Volume up 9% YoY; Opex/t down 9% YoY

* Consolidated revenue/EBITDA/Adj. PAT stood at INR26.6b/INR4.7b/INR1.9b (up 8%/72%/165% YoY and in line/up 19%/31% vs. our estimates) in 4QFY24. Sales volume grew 9% YoY to 4.85mt (2% below our estimate). Cement realization declined 1%/2% YoY/QoQ to INR5,218 (3% above estimates).

* Opex/t dipped 9% YoY (1% below estimate), led by a 15% decline in variable costs, and a 4% decline in freight costs. Other expenses/t remained flat YoY. OPM jumped 6.6pp YoY to 17.8%, and EBITDA/t was up 58% YoY to INR974.

* In FY24, revenue grew 11% YoY to INR97b, largely led by 12% YoY volume growth. EBITDA rose 86% YoY to INR14.4b, while OPM surged 6pp YoY to ~15%. EBITDA/t rose 66% YoY to INR815. Net profit surged 11.5x YoY to INR4.2b.

* The company’s OCF doubled YoY to INR16.2b in FY24. BCORP’s capex stood at INR5.3b vs. INR6.3b in FY23. FCF stood at INR11.0b vs. INR1.8b in FY23.

Highlights from the management commentary

* The company expects state incentives for the Mukutban plant to accrue from the beginning of FY25 (vs. previous estimate of 4QFY24). The total incentive accrual is estimated at INR1.1b in FY25, largely from the Mukutban plant.

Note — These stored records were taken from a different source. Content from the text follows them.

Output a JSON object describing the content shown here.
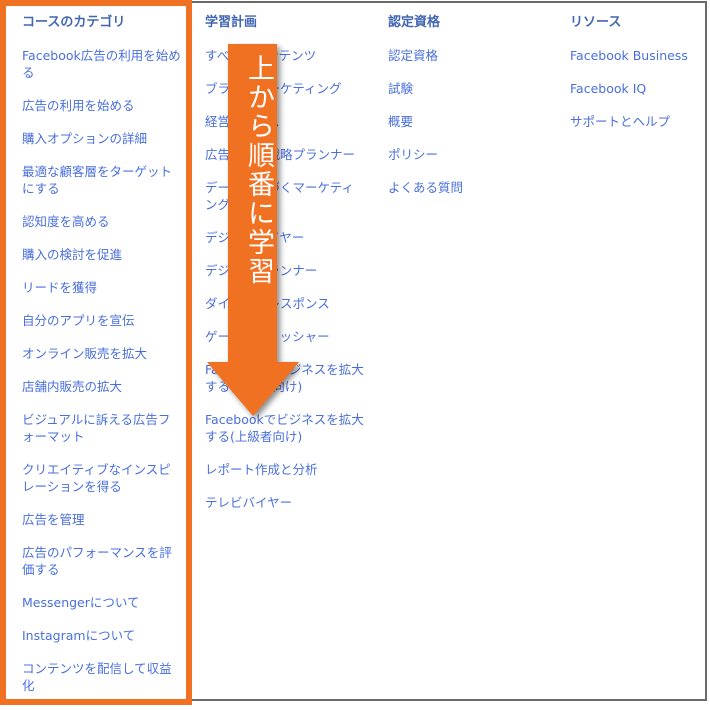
{
  "columns": [
    {
      "title": "コースのカテゴリ",
      "items": [
        "Facebook広告の利用を始める",
        "広告の利用を始める",
        "購入オプションの詳細",
        "最適な顧客層をターゲットにする",
        "認知度を高める",
        "購入の検討を促進",
        "リードを獲得",
        "自分のアプリを宣伝",
        "オンライン販売を拡大",
        "店舗内販売の拡大",
        "ビジュアルに訴える広告フォーマット",
        "クリエイティブなインスピレーションを得る",
        "広告を管理",
        "広告のパフォーマンスを評価する",
        "Messengerについて",
        "Instagramについて",
        "コンテンツを配信して収益化"
      ]
    },
    {
      "title": "学習計画",
      "items": [
        "すべてのコンテンツ",
        "ブランドマーケティング",
        "経営者クラス",
        "広告代理店戦略プランナー",
        "データに基づくマーケティング",
        "デジタルバイヤー",
        "デジタルプランナー",
        "ダイレクトレスポンス",
        "ゲームパブリッシャー",
        "Facebookでビジネスを拡大する(初心者向け)",
        "Facebookでビジネスを拡大する(上級者向け)",
        "レポート作成と分析",
        "テレビバイヤー"
      ]
    },
    {
      "title": "認定資格",
      "items": [
        "認定資格",
        "試験",
        "概要",
        "ポリシー",
        "よくある質問"
      ]
    },
    {
      "title": "リソース",
      "items": [
        "Facebook Business",
        "Facebook IQ",
        "サポートとヘルプ"
      ]
    }
  ],
  "annotation": {
    "text": "上から順番に学習",
    "color": "#f07122",
    "icon": "arrow-down-icon"
  },
  "colors": {
    "link": "#4a6fdc",
    "heading": "#4267b2",
    "highlight": "#f07122"
  }
}
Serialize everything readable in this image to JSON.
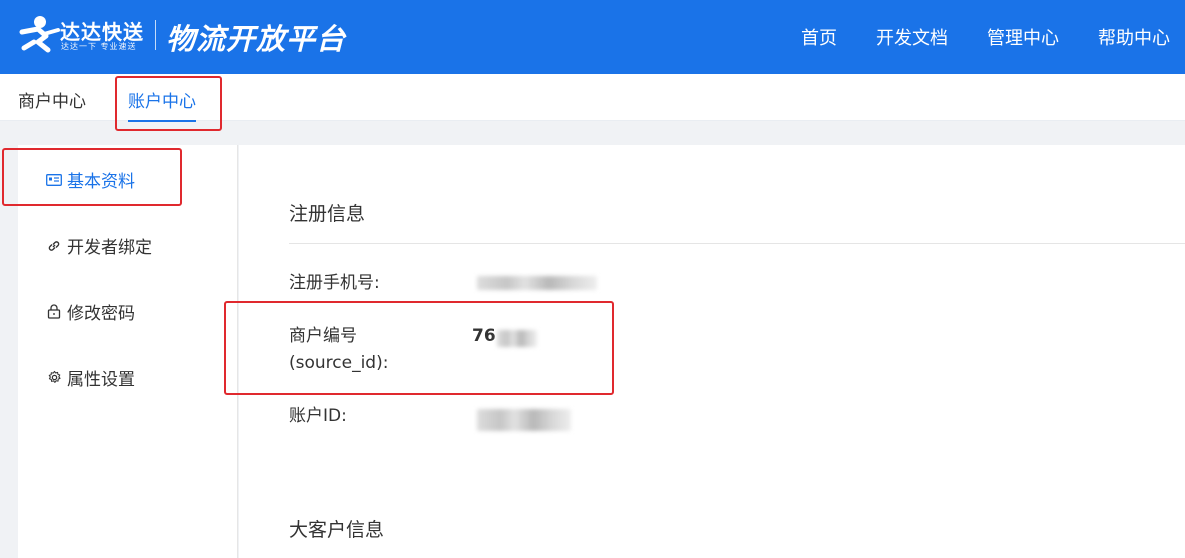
{
  "header": {
    "brand_name": "达达快送",
    "brand_slogan": "达达一下 专业速送",
    "platform_title": "物流开放平台",
    "nav": [
      "首页",
      "开发文档",
      "管理中心",
      "帮助中心"
    ],
    "logo_icon": "dada-runner-logo-icon",
    "bg_color": "#1a73e8"
  },
  "subnav": {
    "tabs": [
      {
        "label": "商户中心",
        "active": false
      },
      {
        "label": "账户中心",
        "active": true
      }
    ],
    "accent_color": "#1a73e8"
  },
  "sidebar": {
    "items": [
      {
        "label": "基本资料",
        "icon": "id-card-icon",
        "active": true
      },
      {
        "label": "开发者绑定",
        "icon": "link-icon",
        "active": false
      },
      {
        "label": "修改密码",
        "icon": "lock-icon",
        "active": false
      },
      {
        "label": "属性设置",
        "icon": "gear-icon",
        "active": false
      }
    ]
  },
  "main": {
    "registration_title": "注册信息",
    "fields": {
      "phone_label": "注册手机号:",
      "merchant_label_line1": "商户编号",
      "merchant_label_line2": "(source_id):",
      "merchant_value_visible": "76",
      "account_id_label": "账户ID:"
    },
    "big_customer_title": "大客户信息"
  },
  "annotations": {
    "highlight_color": "#e0292e"
  }
}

* Fuel consumption costs stood at INR1.56/Kcal vs. INR1.58/Kcal in 3QFY24. Operations at the Bikram coal mine are likely to commence from 2QFY25.

* Capex is pegged at INR8b in FY25E, of which INR4b is for maintenance and other projects, INR2b for coal mine development, and INR2b for the Kundanganj line-3.

Valuations attractive; reiterate BUY

* We estimate a consol. revenue/EBITDA/PAT CAGR of 7%/11%/28% over FY24- 26. We further estimate BCORP’s net debt to decline to INR21b in FY26 from INR30b in FY24 and net debt-to-EBITDA to improve to 1.2x from 2.1x in FY24.

* BCORP currently trades at 8.6x/7.5x FY25E/26E EV/EBITDA, at a lower valuation than its similar-sized peers. We reiterate our BUY rating with a revised TP of INR1,800 (vs. 1,700), based on 9x FY26E EV/EBITDA.